Ms. Booker believes that this show has had an enduring appeal because both young and old can relate to the characters. "Every person in the story has their own desires, and at some point, pursuing those desires become dangerous. Audrey desires to stay in an abusive relationship, Mushnik desires success at any cost, and of course Seymour becomes overwhelmed by his desire to be loved by both of them." In 2019, this story's search for answers feels especially urgent. "Who is to blame for what happens to Seymour and to Audrey? Where do we place the blame when people make decisions that are unhealthy? Heredity, society, or ourselves?"
This unique musical that swept the Off-Broadway awards when it premiered, ran for over five years, enjoyed numerous revivals, and has continued to be a crowd favorite internationally ever since.

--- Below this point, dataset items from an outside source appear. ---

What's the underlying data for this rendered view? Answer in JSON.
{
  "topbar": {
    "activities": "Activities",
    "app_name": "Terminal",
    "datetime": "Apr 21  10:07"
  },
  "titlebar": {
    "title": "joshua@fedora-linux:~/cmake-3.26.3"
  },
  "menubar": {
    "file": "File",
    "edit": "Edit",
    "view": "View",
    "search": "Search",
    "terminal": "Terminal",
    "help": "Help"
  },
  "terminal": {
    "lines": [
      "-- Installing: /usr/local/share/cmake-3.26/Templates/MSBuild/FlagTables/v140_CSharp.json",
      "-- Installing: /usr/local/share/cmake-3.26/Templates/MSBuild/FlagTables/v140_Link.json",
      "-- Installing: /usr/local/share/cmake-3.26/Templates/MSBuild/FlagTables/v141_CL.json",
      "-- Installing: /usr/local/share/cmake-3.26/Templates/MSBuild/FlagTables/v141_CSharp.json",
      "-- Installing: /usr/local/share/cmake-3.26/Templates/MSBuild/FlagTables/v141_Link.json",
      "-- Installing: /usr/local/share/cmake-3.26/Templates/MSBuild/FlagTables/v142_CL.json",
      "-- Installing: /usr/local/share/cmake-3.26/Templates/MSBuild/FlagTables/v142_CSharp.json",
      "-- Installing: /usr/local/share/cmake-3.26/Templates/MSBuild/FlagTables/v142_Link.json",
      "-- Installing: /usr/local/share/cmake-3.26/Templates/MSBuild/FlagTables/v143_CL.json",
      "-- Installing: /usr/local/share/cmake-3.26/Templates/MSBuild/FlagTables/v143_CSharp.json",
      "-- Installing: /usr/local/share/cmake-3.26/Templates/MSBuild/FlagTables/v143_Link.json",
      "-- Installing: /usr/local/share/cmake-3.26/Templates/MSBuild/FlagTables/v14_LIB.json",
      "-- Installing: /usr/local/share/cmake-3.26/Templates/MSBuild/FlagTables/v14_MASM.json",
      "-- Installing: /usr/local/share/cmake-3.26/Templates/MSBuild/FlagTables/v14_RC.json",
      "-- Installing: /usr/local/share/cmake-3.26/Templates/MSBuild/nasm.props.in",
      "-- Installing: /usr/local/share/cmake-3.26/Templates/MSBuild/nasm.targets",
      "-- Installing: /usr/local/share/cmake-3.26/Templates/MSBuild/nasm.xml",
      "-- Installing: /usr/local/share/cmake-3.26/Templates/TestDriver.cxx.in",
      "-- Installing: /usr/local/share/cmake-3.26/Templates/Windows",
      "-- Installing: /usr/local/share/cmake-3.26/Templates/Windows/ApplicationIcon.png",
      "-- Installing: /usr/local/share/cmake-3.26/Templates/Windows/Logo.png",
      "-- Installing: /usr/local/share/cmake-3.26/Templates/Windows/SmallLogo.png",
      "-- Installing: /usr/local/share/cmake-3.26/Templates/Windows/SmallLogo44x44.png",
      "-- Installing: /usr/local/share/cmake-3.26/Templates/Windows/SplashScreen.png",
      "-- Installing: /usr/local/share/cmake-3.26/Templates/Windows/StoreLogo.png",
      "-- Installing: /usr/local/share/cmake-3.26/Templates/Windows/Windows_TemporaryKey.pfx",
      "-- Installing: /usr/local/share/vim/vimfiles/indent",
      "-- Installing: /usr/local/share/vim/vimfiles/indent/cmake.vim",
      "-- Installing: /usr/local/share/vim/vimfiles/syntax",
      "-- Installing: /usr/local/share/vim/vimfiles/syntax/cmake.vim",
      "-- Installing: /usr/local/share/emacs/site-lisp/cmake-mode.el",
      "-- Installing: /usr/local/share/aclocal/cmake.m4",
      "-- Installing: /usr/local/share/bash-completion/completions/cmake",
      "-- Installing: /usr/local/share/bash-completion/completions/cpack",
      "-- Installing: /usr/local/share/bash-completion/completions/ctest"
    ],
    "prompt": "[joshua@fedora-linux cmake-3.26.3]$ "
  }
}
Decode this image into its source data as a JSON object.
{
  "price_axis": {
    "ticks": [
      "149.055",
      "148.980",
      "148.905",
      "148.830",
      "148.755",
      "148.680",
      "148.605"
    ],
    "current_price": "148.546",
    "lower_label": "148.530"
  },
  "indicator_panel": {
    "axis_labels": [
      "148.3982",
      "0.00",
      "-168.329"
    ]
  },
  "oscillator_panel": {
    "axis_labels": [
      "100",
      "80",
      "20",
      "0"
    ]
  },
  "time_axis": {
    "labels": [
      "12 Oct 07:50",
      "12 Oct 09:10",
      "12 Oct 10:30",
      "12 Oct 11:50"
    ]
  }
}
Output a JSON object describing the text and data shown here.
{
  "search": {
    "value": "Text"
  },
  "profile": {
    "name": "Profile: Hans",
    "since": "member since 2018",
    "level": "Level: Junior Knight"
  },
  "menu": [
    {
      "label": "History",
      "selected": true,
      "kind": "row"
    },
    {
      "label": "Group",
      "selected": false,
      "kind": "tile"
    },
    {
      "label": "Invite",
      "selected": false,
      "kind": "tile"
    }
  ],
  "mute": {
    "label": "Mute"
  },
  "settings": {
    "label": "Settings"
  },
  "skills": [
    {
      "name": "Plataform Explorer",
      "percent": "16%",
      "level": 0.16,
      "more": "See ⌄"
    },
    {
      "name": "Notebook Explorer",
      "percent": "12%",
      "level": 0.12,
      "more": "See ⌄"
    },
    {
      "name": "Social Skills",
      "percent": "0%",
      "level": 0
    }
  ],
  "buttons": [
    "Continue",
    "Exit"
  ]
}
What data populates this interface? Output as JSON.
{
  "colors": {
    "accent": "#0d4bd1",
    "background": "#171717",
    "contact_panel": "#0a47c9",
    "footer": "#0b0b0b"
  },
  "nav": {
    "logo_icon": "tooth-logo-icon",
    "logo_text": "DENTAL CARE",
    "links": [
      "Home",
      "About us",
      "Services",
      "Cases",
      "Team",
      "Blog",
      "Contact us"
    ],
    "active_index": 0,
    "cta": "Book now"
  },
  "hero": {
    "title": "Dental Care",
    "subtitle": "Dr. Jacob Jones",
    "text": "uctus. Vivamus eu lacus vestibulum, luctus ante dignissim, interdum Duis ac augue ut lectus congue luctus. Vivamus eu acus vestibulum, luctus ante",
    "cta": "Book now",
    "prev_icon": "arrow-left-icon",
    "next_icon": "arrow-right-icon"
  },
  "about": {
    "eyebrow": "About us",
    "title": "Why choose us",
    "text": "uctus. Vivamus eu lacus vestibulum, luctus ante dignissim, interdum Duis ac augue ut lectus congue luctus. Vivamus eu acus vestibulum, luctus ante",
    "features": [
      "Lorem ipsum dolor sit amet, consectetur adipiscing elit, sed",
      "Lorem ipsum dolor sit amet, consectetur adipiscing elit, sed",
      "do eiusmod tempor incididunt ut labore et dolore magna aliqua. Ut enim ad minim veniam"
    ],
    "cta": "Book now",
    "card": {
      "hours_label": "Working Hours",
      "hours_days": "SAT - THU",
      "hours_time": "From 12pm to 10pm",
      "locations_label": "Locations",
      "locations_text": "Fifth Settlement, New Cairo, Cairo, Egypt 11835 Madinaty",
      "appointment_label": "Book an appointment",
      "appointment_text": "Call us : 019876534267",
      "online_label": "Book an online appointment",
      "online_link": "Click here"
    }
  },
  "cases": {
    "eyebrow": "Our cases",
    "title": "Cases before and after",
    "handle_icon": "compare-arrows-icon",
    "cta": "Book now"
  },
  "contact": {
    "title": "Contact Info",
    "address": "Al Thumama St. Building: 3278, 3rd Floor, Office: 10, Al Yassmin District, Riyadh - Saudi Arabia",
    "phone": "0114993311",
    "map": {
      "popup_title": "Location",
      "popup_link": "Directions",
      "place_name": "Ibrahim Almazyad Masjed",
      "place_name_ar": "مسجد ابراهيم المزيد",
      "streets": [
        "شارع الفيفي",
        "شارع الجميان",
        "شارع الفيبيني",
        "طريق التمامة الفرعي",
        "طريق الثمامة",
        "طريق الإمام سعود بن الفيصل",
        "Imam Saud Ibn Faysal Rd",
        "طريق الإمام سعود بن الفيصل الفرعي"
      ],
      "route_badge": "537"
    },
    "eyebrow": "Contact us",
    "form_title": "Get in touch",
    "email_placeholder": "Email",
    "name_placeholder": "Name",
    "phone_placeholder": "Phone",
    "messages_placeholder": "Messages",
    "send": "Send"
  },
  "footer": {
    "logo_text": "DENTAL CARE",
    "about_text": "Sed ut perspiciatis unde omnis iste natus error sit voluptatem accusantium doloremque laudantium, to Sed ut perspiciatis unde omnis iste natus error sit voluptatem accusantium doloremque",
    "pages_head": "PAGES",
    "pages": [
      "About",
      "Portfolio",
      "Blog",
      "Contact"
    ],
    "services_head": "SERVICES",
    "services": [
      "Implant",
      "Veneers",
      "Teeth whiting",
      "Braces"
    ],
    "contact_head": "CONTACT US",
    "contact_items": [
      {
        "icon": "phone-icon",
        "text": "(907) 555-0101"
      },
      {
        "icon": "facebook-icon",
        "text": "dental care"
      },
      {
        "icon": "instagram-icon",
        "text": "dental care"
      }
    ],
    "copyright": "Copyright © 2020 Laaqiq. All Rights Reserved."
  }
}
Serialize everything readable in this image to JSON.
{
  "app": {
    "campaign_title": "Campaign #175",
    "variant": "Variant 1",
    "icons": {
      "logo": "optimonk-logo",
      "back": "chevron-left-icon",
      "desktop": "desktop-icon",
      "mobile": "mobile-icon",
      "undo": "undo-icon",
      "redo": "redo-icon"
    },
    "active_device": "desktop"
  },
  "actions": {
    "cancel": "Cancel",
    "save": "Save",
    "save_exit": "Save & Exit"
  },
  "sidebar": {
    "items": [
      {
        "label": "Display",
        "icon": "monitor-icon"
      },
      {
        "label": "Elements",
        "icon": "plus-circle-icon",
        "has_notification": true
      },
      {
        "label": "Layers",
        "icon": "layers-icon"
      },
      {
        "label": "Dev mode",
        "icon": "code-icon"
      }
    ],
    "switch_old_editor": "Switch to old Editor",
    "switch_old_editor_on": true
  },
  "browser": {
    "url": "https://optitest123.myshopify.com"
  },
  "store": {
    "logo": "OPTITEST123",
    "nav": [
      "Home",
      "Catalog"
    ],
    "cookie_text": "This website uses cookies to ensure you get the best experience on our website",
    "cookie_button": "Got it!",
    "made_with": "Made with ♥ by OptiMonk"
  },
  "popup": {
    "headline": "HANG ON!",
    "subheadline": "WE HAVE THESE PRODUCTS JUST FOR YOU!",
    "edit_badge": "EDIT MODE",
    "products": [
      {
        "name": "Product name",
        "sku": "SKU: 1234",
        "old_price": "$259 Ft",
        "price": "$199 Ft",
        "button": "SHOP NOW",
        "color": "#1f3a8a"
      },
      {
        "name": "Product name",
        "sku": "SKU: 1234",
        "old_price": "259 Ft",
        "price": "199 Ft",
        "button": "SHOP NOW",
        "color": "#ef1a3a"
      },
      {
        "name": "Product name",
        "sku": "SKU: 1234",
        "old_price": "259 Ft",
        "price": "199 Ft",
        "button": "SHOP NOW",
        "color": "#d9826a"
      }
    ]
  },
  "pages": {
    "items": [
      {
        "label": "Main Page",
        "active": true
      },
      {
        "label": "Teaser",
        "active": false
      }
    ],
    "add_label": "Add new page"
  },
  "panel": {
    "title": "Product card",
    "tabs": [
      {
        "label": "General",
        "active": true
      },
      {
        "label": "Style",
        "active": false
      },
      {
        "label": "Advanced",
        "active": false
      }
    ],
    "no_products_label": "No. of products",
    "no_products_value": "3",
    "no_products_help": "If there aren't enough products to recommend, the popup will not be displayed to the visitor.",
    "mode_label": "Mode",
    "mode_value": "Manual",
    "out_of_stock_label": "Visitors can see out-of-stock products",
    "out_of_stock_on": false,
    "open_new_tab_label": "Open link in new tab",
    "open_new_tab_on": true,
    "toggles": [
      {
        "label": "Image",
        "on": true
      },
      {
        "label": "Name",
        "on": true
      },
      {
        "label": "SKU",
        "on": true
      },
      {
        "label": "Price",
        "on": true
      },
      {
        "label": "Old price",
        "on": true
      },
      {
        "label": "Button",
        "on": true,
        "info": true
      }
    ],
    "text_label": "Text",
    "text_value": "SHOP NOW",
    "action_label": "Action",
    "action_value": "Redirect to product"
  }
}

No doubt that will be the case for this wonderful production at the Morgan-Wixson Theatre, located at 2627 Pico Blvd. in Santa Monica, CA 90405, which proves to all of us that "the show must go on." Free parking is available at the Venice Family Clinic at 2509 Pico Blvd. LITTLE SHOP OF HORRORS continues through April 13, 2019 on Fridays and Saturdays at 8pm, Sundays at 2pm. Tickets are Adults $28, Students and Seniors $23, available by phone at (310) 828-7519, online at www.morgan-wixson.org or via email to email@example.com
Parents should note that Little Shop is a musical comedy with plenty of humor and high-energy songs, but is ultimately about a large plant who consumes human blood. The show contains dark themes and special effects which might be disturbing to young children or very sensitive viewers. Therefore, it is recommended for ages 12 and up.